The punchy production of Mess of Happiness is appropriately implied in the title of the opening track, “Punch of Love,” a smartly arranged rocker with several mini solos, three-part harmony bridges and driving drum beats. The sunshiny vibes run through the first half of the disc, from the hand-clappy “Luisa,” the waltzy “Thanks for Turning Me On” and the breezy, sappy “Baby Tusk” to the spare, Beatles-esque burn of “The Will.” The figurative side B of the collection gets a little moody and experimental, though. The reverb-drenched, surf-rock style ballad “Phil’s ‘Fro” could work as the theme to a teenage prom flick. Acoustic guitars, shakers and organs dominate the slow-rolling “Short Leash.” The dramatic, minor-key “I Urge You” is one of the most painful heartbreakers of the set.

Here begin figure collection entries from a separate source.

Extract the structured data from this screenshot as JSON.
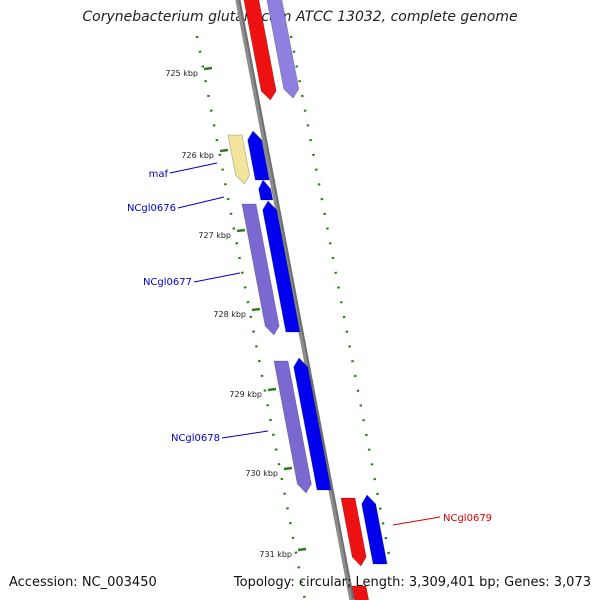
{
  "title": "Corynebacterium glutamicum ATCC 13032, complete genome",
  "accession_text": "Accession: NC_003450",
  "summary_text": "Topology: circular; Length: 3,309,401 bp; Genes: 3,073",
  "colors": {
    "backbone": "#8c8c8c",
    "tick": "#2e7d1c",
    "forward_gene": "#0000ee",
    "forward_gene_light": "#7b68d0",
    "reverse_gene": "#ee1111",
    "reverse_gene_light": "#8f7fe0",
    "pseudo_gene": "#f2e49a"
  },
  "ticks": [
    {
      "label": "725 kbp"
    },
    {
      "label": "726 kbp"
    },
    {
      "label": "727 kbp"
    },
    {
      "label": "728 kbp"
    },
    {
      "label": "729 kbp"
    },
    {
      "label": "730 kbp"
    },
    {
      "label": "731 kbp"
    }
  ],
  "gene_labels": [
    {
      "name": "maf",
      "color": "#0000cc"
    },
    {
      "name": "NCgl0676",
      "color": "#0000cc"
    },
    {
      "name": "NCgl0677",
      "color": "#0000cc"
    },
    {
      "name": "NCgl0678",
      "color": "#0000cc"
    },
    {
      "name": "NCgl0679",
      "color": "#dd0000"
    }
  ]
}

“I was able to pick and choose the extra songs I had around, and I wasn’t too scared to try something a little cheesy or too rockin’,” Gonzalez says.
Gonzalez and his recently assembled backing band, The Guilty Pleasures, celebrate the official release of Mess of Happiness this weekend at the 40 Watt Club. Most of the studio drummers will be on hand, alongside timekeeper Dave Gerow. Other guests include Grehan and Gerow's bandmates in The Arcs: Kevin Lane, Brandon Reynolds and Ben Spraker. Davidson and Neff will join in on sax and steel as well.
“I’m happy that most of the musicians who helped me make the album will be onstage,” Gonzalez says. No word yet on whether they’ll be clad in space suits or polyester uniforms.